Content Marketing Metrics

To measure the efficacy of the content being produced, content marketers must rely on key metrics that demonstrate each piece or each campaign’s ability to engage with the audience, inspire sharing and generate sales. These five metrics are best tracked with an analytics program that can monitor each component and provide detailed reports to marketers.

1. Subscriber Growth

Part of the reason for producing stellar content is to grow the number of subscribers on the site or for the brand, right? Content marketers can keep notes to track the strategies that encourage subscriber growth. Analytic services offer tools to track this growth, as do marketing email programs and plugins.



2. Social Shares

This key metric is important for all types of content, because it gives you a good indication of how your content is resonating with your audience. After all, social media can boost brand awareness substantially. Monitoring social shares lets you identify the best-performing pieces of content so you can use that to set benchmarks for new pieces. Content marketers have a host of tools and plugins, including Google Analytics and other services to track this important metric.

3. Time on the Page

Social shares aren’t the only way to measure the effectiveness of sponsored blog posts and other types of content. The time that people spend on pages is another key metric. Visitors who stay on a page for three minutes or longer are twice as likely to return to the page compared to those who bounce or leave quickly. Despite its importance, fewer than 30 percent of content marketers actively monitor the length of their content engagement. Web analytic services that provide content marketers with information about the amount of time visitors spend on a page help measure the power of the content to engage with its audience.



4. Conversion Rates

Whether you’re working with sponsored blog posts or other types of content, conversion metrics are the key indicator of how effective that content is in converting your audience into customers. Website analytic programs calculate various conversion metrics for you to offer unique insight into how your blog is interacting with your audience. Examples include traffic sources, interactions per visit, new visitor conversion, returning visitor conversion and the bounce rate.

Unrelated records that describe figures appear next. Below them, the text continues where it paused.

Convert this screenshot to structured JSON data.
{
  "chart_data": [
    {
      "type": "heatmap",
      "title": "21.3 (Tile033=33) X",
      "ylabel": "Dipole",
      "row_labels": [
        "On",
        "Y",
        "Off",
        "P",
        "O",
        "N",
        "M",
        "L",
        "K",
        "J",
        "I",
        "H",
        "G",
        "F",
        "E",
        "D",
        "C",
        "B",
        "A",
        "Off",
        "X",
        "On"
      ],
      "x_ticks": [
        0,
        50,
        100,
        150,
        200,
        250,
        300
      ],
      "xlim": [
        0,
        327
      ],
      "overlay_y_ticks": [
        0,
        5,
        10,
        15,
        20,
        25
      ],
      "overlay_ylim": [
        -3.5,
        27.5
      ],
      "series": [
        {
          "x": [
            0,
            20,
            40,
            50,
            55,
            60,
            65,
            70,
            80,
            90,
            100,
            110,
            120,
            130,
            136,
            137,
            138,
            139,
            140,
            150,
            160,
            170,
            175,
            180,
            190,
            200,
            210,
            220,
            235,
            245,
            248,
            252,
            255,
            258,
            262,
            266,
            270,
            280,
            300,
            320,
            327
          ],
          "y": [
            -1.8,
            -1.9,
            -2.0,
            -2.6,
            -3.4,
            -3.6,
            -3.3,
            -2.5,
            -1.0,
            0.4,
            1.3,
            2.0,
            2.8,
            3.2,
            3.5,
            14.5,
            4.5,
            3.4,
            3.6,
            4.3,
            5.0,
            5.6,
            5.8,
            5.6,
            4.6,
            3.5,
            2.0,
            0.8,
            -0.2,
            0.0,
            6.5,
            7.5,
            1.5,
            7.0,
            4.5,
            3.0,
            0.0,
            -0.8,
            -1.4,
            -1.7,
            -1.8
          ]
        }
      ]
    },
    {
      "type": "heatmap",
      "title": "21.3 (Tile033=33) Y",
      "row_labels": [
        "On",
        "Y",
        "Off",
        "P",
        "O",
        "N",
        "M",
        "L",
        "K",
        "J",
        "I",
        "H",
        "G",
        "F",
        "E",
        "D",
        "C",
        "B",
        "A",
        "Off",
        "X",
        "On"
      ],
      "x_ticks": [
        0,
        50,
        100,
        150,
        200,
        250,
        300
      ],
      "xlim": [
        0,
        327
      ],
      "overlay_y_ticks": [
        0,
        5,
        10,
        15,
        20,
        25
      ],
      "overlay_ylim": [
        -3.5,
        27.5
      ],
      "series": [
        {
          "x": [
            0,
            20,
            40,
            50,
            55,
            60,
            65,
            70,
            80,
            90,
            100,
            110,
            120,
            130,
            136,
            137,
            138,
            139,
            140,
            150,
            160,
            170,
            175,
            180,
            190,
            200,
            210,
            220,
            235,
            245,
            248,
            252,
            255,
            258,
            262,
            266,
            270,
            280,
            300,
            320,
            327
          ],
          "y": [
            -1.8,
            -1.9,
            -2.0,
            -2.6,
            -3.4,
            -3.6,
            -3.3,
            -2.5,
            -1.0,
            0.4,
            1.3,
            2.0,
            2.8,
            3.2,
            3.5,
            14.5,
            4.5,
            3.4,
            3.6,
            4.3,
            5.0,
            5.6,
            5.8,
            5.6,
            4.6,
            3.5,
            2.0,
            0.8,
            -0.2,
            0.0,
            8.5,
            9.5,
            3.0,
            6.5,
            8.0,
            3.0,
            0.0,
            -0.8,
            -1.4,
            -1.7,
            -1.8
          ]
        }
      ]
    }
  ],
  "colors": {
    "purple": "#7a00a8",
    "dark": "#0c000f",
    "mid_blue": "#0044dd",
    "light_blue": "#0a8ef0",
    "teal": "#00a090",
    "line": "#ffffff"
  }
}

  • Traffic sources: This tells you how many people visit your site by typing your blog’s URL into the browser, versus those that visit based on a search query or after being referred by another blog.
  • New visitor conversions: This gives you valuable information about how you can improve new user experiences.
  • Returning visitor conversion: This offers insight into why the visitor returns, and, if they didn’t convert on their first visit, what you did differently the second time around to get them to convert.
  • Bounce rate: This measures the rate at which new site visitors immediately click away from your blog. Reasons often include weak landing pages, poor design and low usability.

5. Click-Through Rates

This analytic allows content marketers to measure just how effective those carefully crafted calls to action (CTAs) are in inspiring the audience to take the next step. This helps marketers evaluate the performance of individual pieces of content, in addition to the content’s position in the funnel relative to the buyer’s individual buying process. A low click-through rate may indicate that the content itself needs tweaking, or it may show marketers that the CTA needs to be reworked for where the content is placed in the funnel.